Blinder ve Morgan (2005) laboratuar yaklaşımı ile beş üyeden oluşan Kurulun tek kişilik karar alma yönteminden genellikle daha iyi sonuç verdiğini belirtmiştir. Üstelik kurullar karar alırken, tek kişinin karar alırken ihtiyacı olan bilgiden ya da ipucundan daha fazla bilgiye ihtiyaç duymamaktadır. Blinder ve Morgan para politikasının tek kişi tarafından belirlenmesi gerektiğine ilişkin herhangi bir bulguya ulaşmamışlardır.

56

İlgili yazında Kurulların optimum genişliğini beş (5) üye olarak belirtilse de Blinder ve Morgan’ın deneylerinde kullandıkları ülkelerde Kurulların genişliği beş üyeden fazladır. Örneğin Federal Açık Piyasa İşlemleri Komitesi 19 kişiden oluşmakta ve bunların 12’si resmi politika oylamasına katılmaktadır. Avrupa Merkez Bankası Yönetim Konseyi Para Birliğine üye 13 ülkenin oylamaya katılan 19 resmi temsilcisinden oluşmaktadır ve Avrupa Birliğine yeni üyeler katıldıkça da bu sayı artacaktır. Şurası da bir gerçektir ki Komiteler genişledikçe müzakereler artacak ve karar alma hem daha güç olacak, hem de daha fazla zaman gerektirecektir. Lybek ve Morris’in (2004) incelediği 50 merkez bankasından yüzde 50’sinde politika komiteleri 7-9 üyeden oluşmakta, diğer yüzde 28’inde ise 4-6 üyeden oluşmaktadır.

Bazı politika komiteleri bölgesel temsilciler içermektedir. Böyle durumlarda bu temsilciler kendi özel bölgelerine ilişkin ekonomik duruma fazlaca ağırlık verebilirler. FED’de oy hakkına sahip bölgesel temsilcilikler de bulunmaktadır. FED’in 12 bölgesel merkez bankasının Başkanları FOMC toplantılarına katılmaktadırlar; fakat bunlardan sadece beşi herhangi bir toplantıda oy kullanabilmektedir. Parasal birliklerde, üye ülkeler para politikası komitesine ulusal temsilcilerini göndermektedirler. Dolayısıyla bu durumda ulusal çıkarlara vurgu yapılma eğiliminin çok daha fazla olabileceği düşünülebilir. Cari olarak geçerli olan şartlarda “bölgesel oy”a dönük dengesizliğin euro bölgesine yeni ülkeler katıldıkça artması beklenmektedir.

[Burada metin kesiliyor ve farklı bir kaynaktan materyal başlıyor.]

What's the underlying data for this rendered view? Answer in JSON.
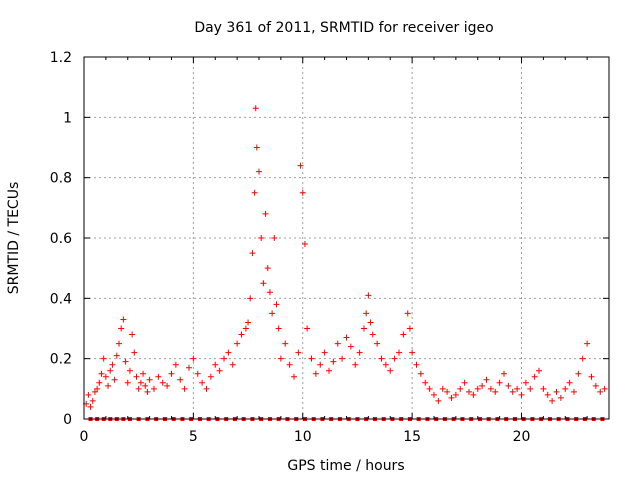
{
  "chart_data": {
    "type": "scatter",
    "title": "Day 361 of 2011, SRMTID for receiver igeo",
    "xlabel": "GPS time / hours",
    "ylabel": "SRMTID / TECUs",
    "xlim": [
      0,
      24
    ],
    "ylim": [
      0,
      1.2
    ],
    "x_ticks": [
      0,
      5,
      10,
      15,
      20
    ],
    "x_tick_labels": [
      "0",
      "5",
      "10",
      "15",
      "20"
    ],
    "y_ticks": [
      0,
      0.2,
      0.4,
      0.6,
      0.8,
      1.0,
      1.2
    ],
    "y_tick_labels": [
      "0",
      "0.2",
      "0.4",
      "0.6",
      "0.8",
      "1",
      "1.2"
    ],
    "grid": true,
    "marker": "+",
    "series": [
      {
        "name": "SRMTID",
        "color": "#ff0000",
        "note": "approximate values estimated from the figure",
        "x": [
          0.1,
          0.2,
          0.3,
          0.4,
          0.5,
          0.6,
          0.7,
          0.8,
          0.9,
          1.0,
          1.1,
          1.2,
          1.3,
          1.4,
          1.5,
          1.6,
          1.7,
          1.8,
          1.9,
          2.0,
          2.1,
          2.2,
          2.3,
          2.4,
          2.5,
          2.6,
          2.7,
          2.8,
          2.9,
          3.0,
          3.2,
          3.4,
          3.6,
          3.8,
          4.0,
          4.2,
          4.4,
          4.6,
          4.8,
          5.0,
          5.2,
          5.4,
          5.6,
          5.8,
          6.0,
          6.2,
          6.4,
          6.6,
          6.8,
          7.0,
          7.2,
          7.4,
          7.5,
          7.6,
          7.7,
          7.8,
          7.85,
          7.9,
          8.0,
          8.1,
          8.2,
          8.3,
          8.4,
          8.5,
          8.6,
          8.7,
          8.8,
          8.9,
          9.0,
          9.2,
          9.4,
          9.6,
          9.8,
          9.9,
          10.0,
          10.1,
          10.2,
          10.4,
          10.6,
          10.8,
          11.0,
          11.2,
          11.4,
          11.6,
          11.8,
          12.0,
          12.2,
          12.4,
          12.6,
          12.8,
          12.9,
          13.0,
          13.1,
          13.2,
          13.4,
          13.6,
          13.8,
          14.0,
          14.2,
          14.4,
          14.6,
          14.8,
          14.9,
          15.0,
          15.2,
          15.4,
          15.6,
          15.8,
          16.0,
          16.2,
          16.4,
          16.6,
          16.8,
          17.0,
          17.2,
          17.4,
          17.6,
          17.8,
          18.0,
          18.2,
          18.4,
          18.6,
          18.8,
          19.0,
          19.2,
          19.4,
          19.6,
          19.8,
          20.0,
          20.2,
          20.4,
          20.6,
          20.8,
          21.0,
          21.2,
          21.4,
          21.6,
          21.8,
          22.0,
          22.2,
          22.4,
          22.6,
          22.8,
          23.0,
          23.2,
          23.4,
          23.6,
          23.8
        ],
        "y": [
          0.05,
          0.08,
          0.04,
          0.06,
          0.09,
          0.1,
          0.12,
          0.15,
          0.2,
          0.14,
          0.11,
          0.16,
          0.18,
          0.13,
          0.21,
          0.25,
          0.3,
          0.33,
          0.19,
          0.12,
          0.16,
          0.28,
          0.22,
          0.14,
          0.1,
          0.12,
          0.15,
          0.11,
          0.09,
          0.13,
          0.1,
          0.14,
          0.12,
          0.11,
          0.15,
          0.18,
          0.13,
          0.1,
          0.17,
          0.2,
          0.15,
          0.12,
          0.1,
          0.14,
          0.18,
          0.16,
          0.2,
          0.22,
          0.18,
          0.25,
          0.28,
          0.3,
          0.32,
          0.4,
          0.55,
          0.75,
          1.03,
          0.9,
          0.82,
          0.6,
          0.45,
          0.68,
          0.5,
          0.42,
          0.35,
          0.6,
          0.38,
          0.3,
          0.2,
          0.25,
          0.18,
          0.14,
          0.22,
          0.84,
          0.75,
          0.58,
          0.3,
          0.2,
          0.15,
          0.18,
          0.22,
          0.16,
          0.19,
          0.25,
          0.2,
          0.27,
          0.24,
          0.18,
          0.22,
          0.3,
          0.35,
          0.41,
          0.32,
          0.28,
          0.25,
          0.2,
          0.18,
          0.16,
          0.2,
          0.22,
          0.28,
          0.35,
          0.3,
          0.22,
          0.18,
          0.15,
          0.12,
          0.1,
          0.08,
          0.06,
          0.1,
          0.09,
          0.07,
          0.08,
          0.1,
          0.12,
          0.09,
          0.08,
          0.1,
          0.11,
          0.13,
          0.1,
          0.09,
          0.12,
          0.15,
          0.11,
          0.09,
          0.1,
          0.08,
          0.12,
          0.1,
          0.14,
          0.16,
          0.1,
          0.08,
          0.06,
          0.09,
          0.07,
          0.1,
          0.12,
          0.09,
          0.15,
          0.2,
          0.25,
          0.14,
          0.11,
          0.09,
          0.1
        ]
      }
    ],
    "zero_markers_x": [
      0.3,
      0.6,
      0.9,
      1.2,
      1.5,
      1.8,
      2.1,
      2.5,
      2.9,
      3.3,
      3.7,
      4.1,
      4.5,
      4.9,
      5.3,
      5.7,
      6.1,
      6.5,
      6.9,
      7.3,
      7.7,
      8.1,
      8.5,
      8.9,
      9.3,
      9.7,
      10.1,
      10.5,
      10.9,
      11.3,
      11.7,
      12.1,
      12.5,
      12.9,
      13.3,
      13.7,
      14.1,
      14.5,
      14.9,
      15.3,
      15.7,
      16.1,
      16.5,
      16.9,
      17.3,
      17.7,
      18.1,
      18.5,
      18.9,
      19.3,
      19.7,
      20.1,
      20.5,
      20.9,
      21.3,
      21.7,
      22.1,
      22.5,
      22.9,
      23.3,
      23.7
    ]
  }
}
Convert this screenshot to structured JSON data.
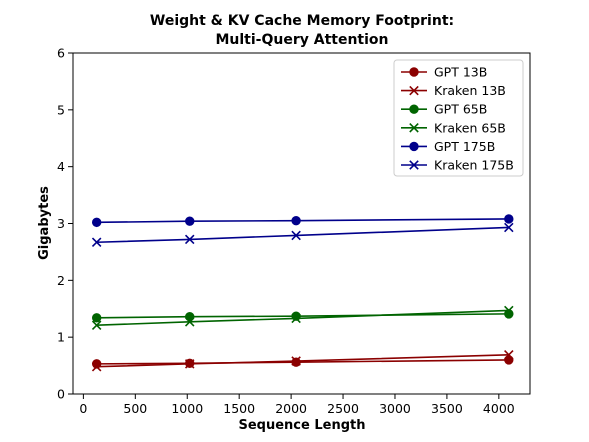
{
  "chart_data": {
    "type": "line",
    "title_line1": "Weight & KV Cache Memory Footprint:",
    "title_line2": "Multi-Query Attention",
    "xlabel": "Sequence Length",
    "ylabel": "Gigabytes",
    "xlim": [
      -100,
      4300
    ],
    "ylim": [
      0,
      6
    ],
    "xticks": [
      0,
      500,
      1000,
      1500,
      2000,
      2500,
      3000,
      3500,
      4000
    ],
    "yticks": [
      0,
      1,
      2,
      3,
      4,
      5,
      6
    ],
    "grid": false,
    "legend_position": "top-right",
    "x": [
      128,
      1024,
      2048,
      4096
    ],
    "series": [
      {
        "name": "GPT 13B",
        "marker": "circle",
        "color": "#8b0000",
        "values": [
          0.53,
          0.54,
          0.56,
          0.6
        ]
      },
      {
        "name": "Kraken 13B",
        "marker": "x",
        "color": "#8b0000",
        "values": [
          0.48,
          0.53,
          0.58,
          0.69
        ]
      },
      {
        "name": "GPT 65B",
        "marker": "circle",
        "color": "#006400",
        "values": [
          1.34,
          1.36,
          1.37,
          1.41
        ]
      },
      {
        "name": "Kraken 65B",
        "marker": "x",
        "color": "#006400",
        "values": [
          1.21,
          1.27,
          1.33,
          1.47
        ]
      },
      {
        "name": "GPT 175B",
        "marker": "circle",
        "color": "#00008b",
        "values": [
          3.02,
          3.04,
          3.05,
          3.08
        ]
      },
      {
        "name": "Kraken 175B",
        "marker": "x",
        "color": "#00008b",
        "values": [
          2.67,
          2.72,
          2.79,
          2.93
        ]
      }
    ]
  }
}
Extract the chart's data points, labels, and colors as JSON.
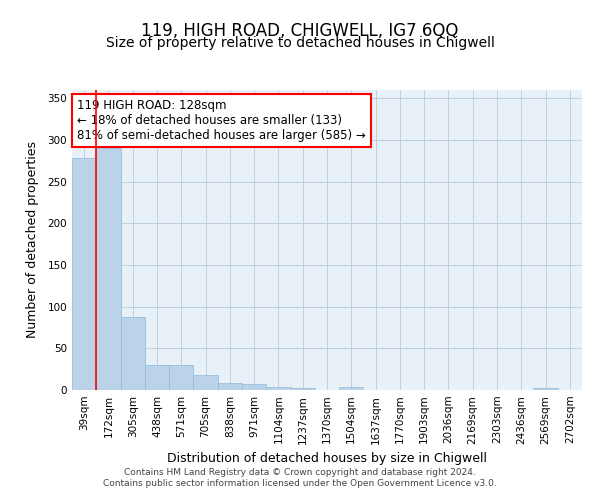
{
  "title1": "119, HIGH ROAD, CHIGWELL, IG7 6QQ",
  "title2": "Size of property relative to detached houses in Chigwell",
  "xlabel": "Distribution of detached houses by size in Chigwell",
  "ylabel": "Number of detached properties",
  "categories": [
    "39sqm",
    "172sqm",
    "305sqm",
    "438sqm",
    "571sqm",
    "705sqm",
    "838sqm",
    "971sqm",
    "1104sqm",
    "1237sqm",
    "1370sqm",
    "1504sqm",
    "1637sqm",
    "1770sqm",
    "1903sqm",
    "2036sqm",
    "2169sqm",
    "2303sqm",
    "2436sqm",
    "2569sqm",
    "2702sqm"
  ],
  "values": [
    278,
    290,
    88,
    30,
    30,
    18,
    9,
    7,
    4,
    2,
    0,
    4,
    0,
    0,
    0,
    0,
    0,
    0,
    0,
    3,
    0
  ],
  "bar_color": "#bad3e8",
  "bar_edge_color": "#8fb8d8",
  "ylim": [
    0,
    360
  ],
  "yticks": [
    0,
    50,
    100,
    150,
    200,
    250,
    300,
    350
  ],
  "red_line_x": 0.5,
  "property_label": "119 HIGH ROAD: 128sqm",
  "annotation_line1": "← 18% of detached houses are smaller (133)",
  "annotation_line2": "81% of semi-detached houses are larger (585) →",
  "footnote1": "Contains HM Land Registry data © Crown copyright and database right 2024.",
  "footnote2": "Contains public sector information licensed under the Open Government Licence v3.0.",
  "background_color": "#ffffff",
  "axes_bg_color": "#e8f0f8",
  "grid_color": "#c0d0e0",
  "title1_fontsize": 12,
  "title2_fontsize": 10,
  "tick_fontsize": 7.5,
  "label_fontsize": 9,
  "footnote_fontsize": 6.5
}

Bölgesel eğilimleri inceleme açısından, hem politika karar alıcılarının oylarının açıklandığı ve hem de bölgesel temsilcileri olması hasebiyle, FED örnek teşkil eden merkez bankalarından birisidir. Meade ve Sheets (2005) 1978-2000 döneminde farklı FED bölgelerinde işsizlik oranlarının FOMC’de kullanılan oylar üzerinde önemli ve baskın bir rolü olduğunu ve bölge FED temsilcisinin bölgedeki işsizlik oranı ulusal işsizlik oranının üzerinde iken faiz oranlarının düşürülmesi yönünde oy kullandığı ve tersinin de geçerli olduğunu bulmuşlardır. (FOMC toplantı kayıtlarının çözümünün tamamı beş yıl gecikmeyle yayımlanmaktadır)

57

Bazı para politikası komiteleri, komite içindeki düşünce ayrılığını kamuoyundan gizlemektedir. Örneğin Avrupa Merkez Bankası Yönetim Konseyi oybirliğiyle karar almaktadır. İngiltere’de Para Politikası Komitesi oylamaları açıklamanın yanında, karara muhalif olanların tercih ettikleri faiz oranlarını da yayımlamaktadır. İngiltere örneğinde politik karar alıcılar bireysel anlamda kararlarından sorumlu tutulmaktadırlar.